Instintivamente, aquellos hombres se miraron la tela vacía de su inmaculado uniforme blanco como si estuviesen mirándose la bragueta; y fue entonces cuando recogí con los dedos un chorro de mi nariz llena de sangre y se lo arrojé, como si fuera Jackson Pollock. Podría decirse que quería expresar mis sentimientos, más que ilustrarles. Y que mi cruda técnica de lanzar mi propia sangre a través del aire hacia ellos era una manera de hacer una declaración. En cualquier caso, parecieron comprender muy bien lo que intentaba decir. Y cuando acabaron de pegarme y me arrojaron a una celda, tenía la pequeña satisfacción de saber, por lo menos, que yo era moderno de verdad. No sabía si sus uniformes blancos manchados de sangre eran una obra de arte o no. Pero sabía lo que me gustaba.

3Cuba y Nueva York, 1954

La cuba de los borrachos en Gitmo era una gran choza de madera ubicada en la playa, pero para cualquiera que no estuviese borracho cuando lo encerraban allí era en realidad algún lugar entre el primero y el segundo círculo del infierno. Desde luego era ardiente.

Había estado prisionero antes. Fui prisionero de guerra de los soviéticos, y aquello no fue una buena experiencia. Pero Gitmo era casi igual de malo. Las tres cosas que hacían que la cuba de los borrachos fuera casi insoportable eran los mosquitos, los borrachos y el hecho de que ahora tenía diez años más. Tener diez años más siempre es malo. Los mosquitos eran peores —la base naval era poco más que un pantano—, pero no eran tan malos como los borrachos. Puedes estar encerrado casi en cualquier parte, siempre que puedas establecer una especie de rutina. Pero no había rutina en Gitmo, a menos que pudieses considerar como rutina el continuo pasar, desde el anochecer al alba, de ruidosos marineros borrachos. Casi todos llegaban en calzoncillos.
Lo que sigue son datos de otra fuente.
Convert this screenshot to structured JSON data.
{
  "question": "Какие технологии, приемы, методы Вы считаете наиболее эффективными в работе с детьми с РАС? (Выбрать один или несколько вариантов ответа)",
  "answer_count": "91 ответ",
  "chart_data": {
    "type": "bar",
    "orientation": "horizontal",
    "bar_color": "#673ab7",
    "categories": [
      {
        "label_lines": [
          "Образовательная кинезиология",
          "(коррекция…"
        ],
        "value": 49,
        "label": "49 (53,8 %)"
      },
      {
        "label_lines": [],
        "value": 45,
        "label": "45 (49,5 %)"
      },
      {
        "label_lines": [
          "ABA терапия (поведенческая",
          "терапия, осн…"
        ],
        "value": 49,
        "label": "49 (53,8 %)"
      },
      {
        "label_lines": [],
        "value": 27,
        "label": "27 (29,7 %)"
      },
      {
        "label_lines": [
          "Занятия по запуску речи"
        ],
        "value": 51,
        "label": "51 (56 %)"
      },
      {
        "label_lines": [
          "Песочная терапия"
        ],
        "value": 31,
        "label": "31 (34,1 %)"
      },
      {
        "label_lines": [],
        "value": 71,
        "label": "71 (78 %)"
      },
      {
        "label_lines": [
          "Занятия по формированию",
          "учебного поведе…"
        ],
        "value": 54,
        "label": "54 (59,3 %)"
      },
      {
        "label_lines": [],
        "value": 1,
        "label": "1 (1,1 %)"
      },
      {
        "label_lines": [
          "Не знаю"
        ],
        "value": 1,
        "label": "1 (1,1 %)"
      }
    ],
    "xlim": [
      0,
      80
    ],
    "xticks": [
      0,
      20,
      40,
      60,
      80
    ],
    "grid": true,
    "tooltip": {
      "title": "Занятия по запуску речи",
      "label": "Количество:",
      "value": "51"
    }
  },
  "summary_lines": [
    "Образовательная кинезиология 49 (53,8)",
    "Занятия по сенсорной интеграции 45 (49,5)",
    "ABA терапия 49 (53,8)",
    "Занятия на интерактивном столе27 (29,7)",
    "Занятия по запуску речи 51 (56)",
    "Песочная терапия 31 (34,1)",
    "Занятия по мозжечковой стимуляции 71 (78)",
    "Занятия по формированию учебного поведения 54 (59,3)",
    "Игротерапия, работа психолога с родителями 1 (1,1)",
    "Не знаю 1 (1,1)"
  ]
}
Algunos eran violentos; otros querían trabar amistad conmigo; algunos intentaban correrme a puntapiés por la celda; otros querían cantar o llorar, o derribar las paredes con el cráneo; casi todos ellos se meaban encima o vomitaban, y algunas veces vomitaban encima de mí.
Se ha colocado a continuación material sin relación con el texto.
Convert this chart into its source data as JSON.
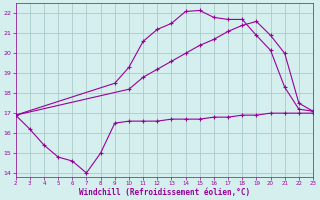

Al principio tuve la pintoresca idea de que estaba encerrado allí porque no tenían ningún otro lugar donde meterme; pero después de un par de semanas comencé a creer que había algún otro propósito en tenerme allí. Intenté hablar con los guardias, y en varias ocasiones les pregunté por qué motivo estaba retenido allí, pero no sirvió de nada. Los guardias me trataban como a cualquier otro prisionero, y eso habría estado bien si todos los demás prisioneros no estuvieran cubiertos de cerveza, sangre y vómitos. Estos prisioneros eran puestos en libertad casi siempre a última hora de la tarde, después de dormir la mona, y, al menos por unas horas, yo conseguía olvidar la humedad, los cuarenta grados de temperatura y el hedor de las heces, e incluso a veces lograba dormir; sólo hasta que me despertaban para la comida o cuando alguien limpiaba la cuba con una manguera de incendios, o, lo peor de todo, por una rata banana, si es que en realidad eran ratas: con sesenta centímetros de largo y un peso de casi los mismos kilos, esas ratas parecían roedores estrellas salidos de una película de propaganda nazi o de un poema de Robert Browning.